Monitor, dopo il ToDays Gianluca Gozzi inventa un nuovo festival per Torino

Sono passate due settimane esatte dalla notizia della cancellazione del ToDays Festival, manifestazione internazionale con dieci edizioni alle spalle che era diventato un appuntamento fisso e cardine della cultura musicale torinese. Un evento che già nella sua ultima edizione aveva vissuto un passaggio molto particolare, con la scelta dell’amministrazione comunale di Torino, su gestione della Fondazione per la Cultura Torino, di mettere la sua organizzazione a bando, sottraendola alla direzione artistica di Gianluca Gozzi, di cui di fatto il Festival è una creatura, per affidarla alla Fondazione Reverse. Ne è nata un’edizione strana, con nomi importanti ma a tratti poco coerenti, un’identità difficile da inquadrare e una risposta di pubblico giudicata insoddisfacente. Quest’anno invece, anche in virtù delle proposte ricevute in risposta al bando, la commissione ha valutato l’impossibilità di garantirne la prosecuzione. Due settimane dopo arriva la notizia di Monitor, un nuovo festival che nasce, ancora una volta, da un’idea di Gianluca Gozzi e trova casa allo Spazio 211, proprio dove il ToDays è nato nel 2015.

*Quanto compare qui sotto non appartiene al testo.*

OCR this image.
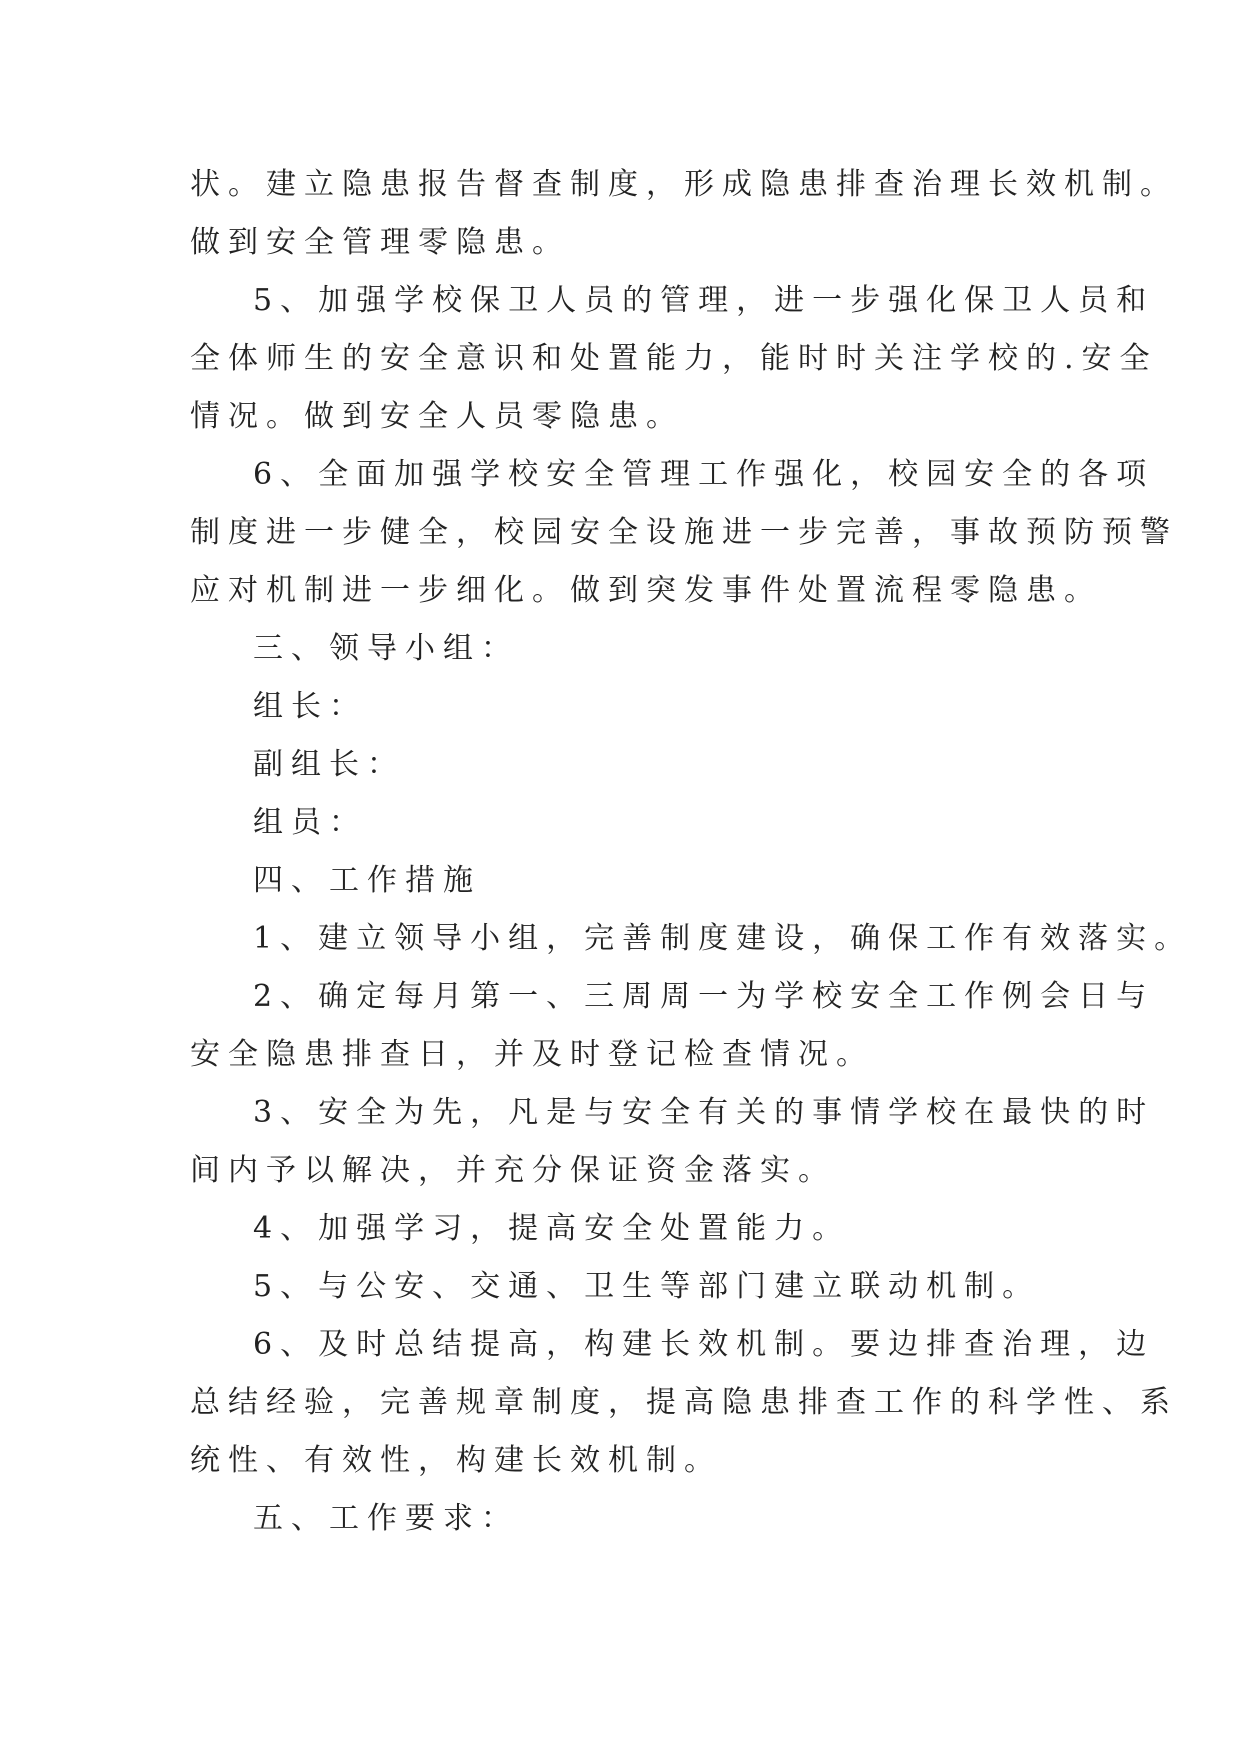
状。建立隐患报告督查制度，形成隐患排查治理长效机制。
做到安全管理零隐患。
5、加强学校保卫人员的管理，进一步强化保卫人员和
全体师生的安全意识和处置能力，能时时关注学校的.安全
情况。做到安全人员零隐患。
6、全面加强学校安全管理工作强化，校园安全的各项
制度进一步健全，校园安全设施进一步完善，事故预防预警
应对机制进一步细化。做到突发事件处置流程零隐患。
三、领导小组：
组长：
副组长：
组员：
四、工作措施
1、建立领导小组，完善制度建设，确保工作有效落实。
2、确定每月第一、三周周一为学校安全工作例会日与
安全隐患排查日，并及时登记检查情况。
3、安全为先，凡是与安全有关的事情学校在最快的时
间内予以解决，并充分保证资金落实。
4、加强学习，提高安全处置能力。
5、与公安、交通、卫生等部门建立联动机制。
6、及时总结提高，构建长效机制。要边排查治理，边
总结经验，完善规章制度，提高隐患排查工作的科学性、系
统性、有效性，构建长效机制。
五、工作要求：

Nasce tutto dalla poca voglia di lamentarsi su quello che ormai non c’è più e che avremmo voluto continuare, ma dal provare a creare piuttosto qualcosa di nuovo, di diverso, di originale, quantomeno nell’attitudine“, ci racconta Gozzi al telefono. “Monitor racchiude il suo concept già nel nome. MON, IT e TOR stanno per mondo, Italia e Torino. Quindi è un viaggio virtuale, ma nemmeno poi troppo, che parte da Torino, dalla fiera periferia, per fare un viaggio attraversando tutto il mondo. Abbattendo quei famosi limiti, quei famosi confini geografici. Il monitor è qualcosa che diffonde nell’etere un suono che parte da un punto e inonda, accoglie, culla tutti quelli che ascoltano. Ecco, l’’idea è proprio quella di diffondere nell’etere qualcosa che incida sulle nostre coscienze e sulla nostra formazione, lasciando dei segni”.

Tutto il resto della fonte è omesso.